8 thoughts on “Encouraging my kids to save”

  1. My mother used to purchase savings bonds for her grandchildren, so I used that as a teachable moment.

    Daughter : What are these for?

    Me : This is money that will earn more money to use later for something you want.

    Daughter ; Like for a horse, or a car, or a house?

    Me ; or college or university

    Daughter : what do you mean earn money?

    Me : – Than bank pays you money if you let them hold on to it for you.

    Daughter : Can I give the more money to hold on to, like birthday money?

    Me ; Yep.

    So she did, as an incentive, for every $100 she put in her savings bonds (yes I know, probably a horrible product, but I was a lot dumber then) I matched the money she saved to reinforce the feeling.

    She did this until I gave her more control over her money (see my post on this)

  2. My boys get a modest weekly allowance, and we require that they split it into three (non-equal) parts – giving, saving and spending.
    They choose (with help as wanted) what they’d like to support with their giving. For instance, my ornithologist 9 year old is putting his aside to ‘give to birds’ – probably through sponsoring himself in the Baillie ‘Birdathon’.
    The savings portion can be for a known medium- or long-term goal, or for a future unknown. When it’s large enough it moves into a saving account.
    Spending is for now or soon, and gets used for all sorts of stuff from candy to toys that are broken within 10 minutes to books to birthday presents.
    We find that this approach inculcates the ideas of generosity and deferred spending, while still allowing them to ‘waste money’ – and to learn from that too.

  3. Nerode, splitting the “income” in that way is a really good idea. It’s something that we need to do a better job of in my family.

  4. I like the idea of allowing children to earn money for chores or other type of simple work and then watch them learn how to deal with the money. They may spend it all at first but then realize that holding onto the money and saving it could buy something they really want. Overall it teaches money management and hopefully a little budgeting.

  5. We have two grown boys (from my husband’s previous marriage) and two younger daughters. We handled allowance and money management the same way for both “sets” of kids, until recently. We have learned that what works for one child may not necessarily work for another. They are all “wired” differently.

    Our oldest son was a saver. He wouldn’t spend a dime for months so that he could buy a fish tank and a turtle (or whatever his goal was at the time), while our other son spent whatever he was given. They were both required to set aside for Tithe and for Savings. But the younger boy would sometimes dip into to those funds to buy a soda at the corner store, or something equally frivolous. We never went beyond the three categories (spending, saving, and giving) with them.

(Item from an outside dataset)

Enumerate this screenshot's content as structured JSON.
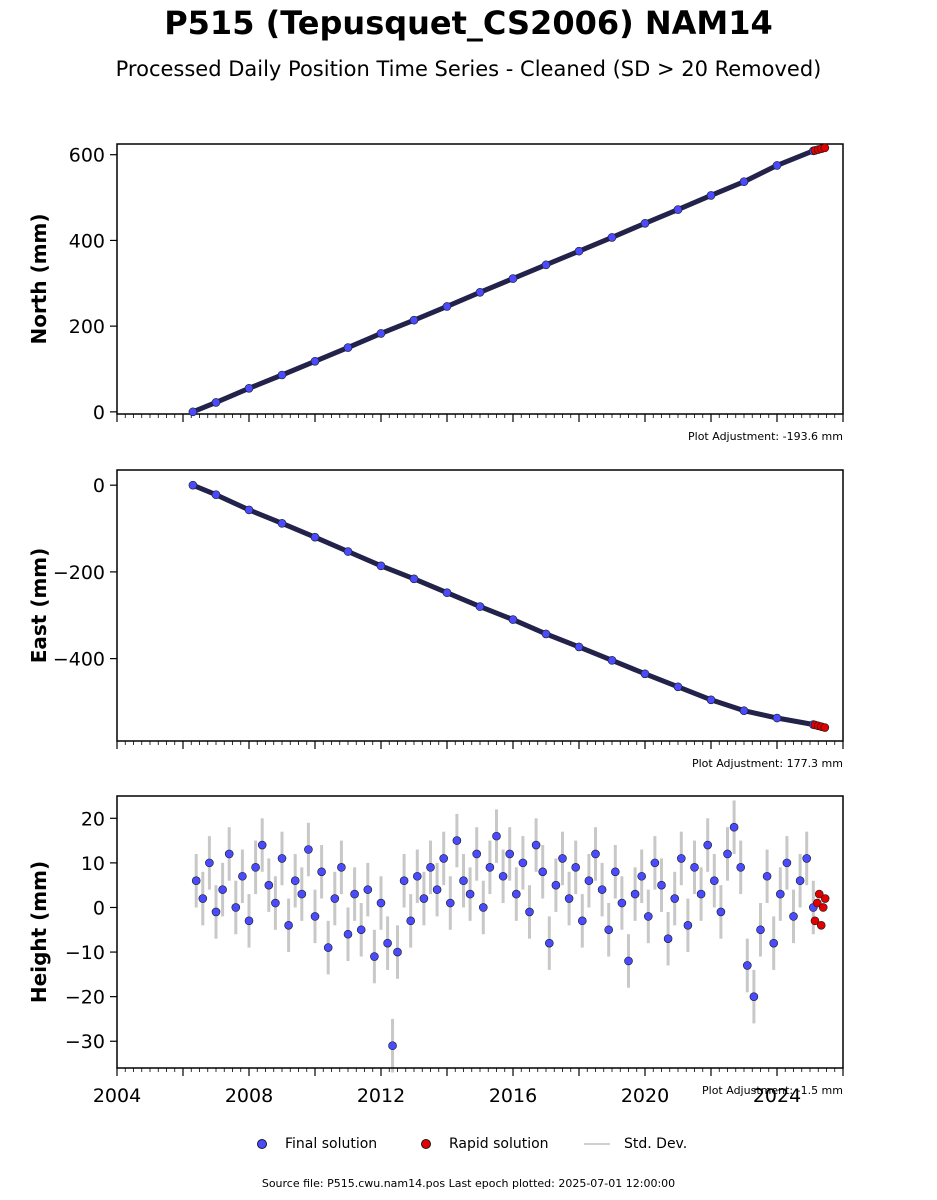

    Now the boys are in their twenties and living on their own. Neither one of them handles money well, although the older one is far better at avoiding debt, and scraping together money when he needs it. The younger son still spends every dime he can get his hands on, and does not pay his obligations.

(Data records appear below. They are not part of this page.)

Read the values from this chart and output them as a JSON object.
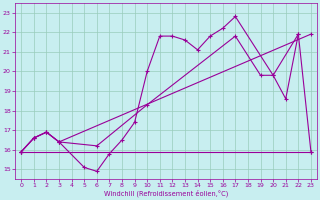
{
  "line1_x": [
    0,
    1,
    2,
    3,
    5,
    6,
    7,
    8,
    9,
    10,
    11,
    12,
    13,
    14,
    15,
    16,
    17,
    20,
    21,
    22
  ],
  "line1_y": [
    15.9,
    16.6,
    16.9,
    16.4,
    15.1,
    14.9,
    15.8,
    16.5,
    17.4,
    20.0,
    21.8,
    21.8,
    21.6,
    21.1,
    21.8,
    22.2,
    22.8,
    19.8,
    18.6,
    21.9
  ],
  "line2_x": [
    0,
    1,
    2,
    3,
    6,
    10,
    17,
    19,
    20,
    22,
    23
  ],
  "line2_y": [
    15.9,
    16.6,
    16.9,
    16.4,
    16.2,
    18.3,
    21.8,
    19.8,
    19.8,
    21.9,
    15.9
  ],
  "line3_x": [
    0,
    23
  ],
  "line3_y": [
    15.9,
    15.9
  ],
  "line4_x": [
    0,
    1,
    2,
    3,
    23
  ],
  "line4_y": [
    15.9,
    16.6,
    16.9,
    16.4,
    21.9
  ],
  "ylim": [
    14.5,
    23.5
  ],
  "xlim": [
    -0.5,
    23.5
  ],
  "yticks": [
    15,
    16,
    17,
    18,
    19,
    20,
    21,
    22,
    23
  ],
  "xticks": [
    0,
    1,
    2,
    3,
    4,
    5,
    6,
    7,
    8,
    9,
    10,
    11,
    12,
    13,
    14,
    15,
    16,
    17,
    18,
    19,
    20,
    21,
    22,
    23
  ],
  "xlabel": "Windchill (Refroidissement éolien,°C)",
  "bg_color": "#c8eef0",
  "line_color": "#990099",
  "grid_color": "#99ccbb",
  "marker": "+"
}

    What is interesting to me is that we did the same with them as my parents did with me, and I have always been a very careful money manager. The simple strategy works for some, but not for others who approach situations differently.

    So we decided to handle the money training differently with our girls. When they hit high school, their allowance will be increased significantly because they will then be responsible for purchasing their own clothes, shoes, and lunches at school. This requires some budget planning of their own, because choices must be made between wants and needs.

    We think that, by putting more of the responsibility onto their shoulders, they’ll come to understand the repercussions of their choices rather quickly, while still in the safety of living at home.

    All this to say, speaking from some experience, I think it’s better to have the child be increasingly more responsible for specific purchases as they grow older (so they learn to plan and to say ‘no’ to more ‘junk’) rather than to stick with the more general spending-saving-giving scenario beyond a certain age.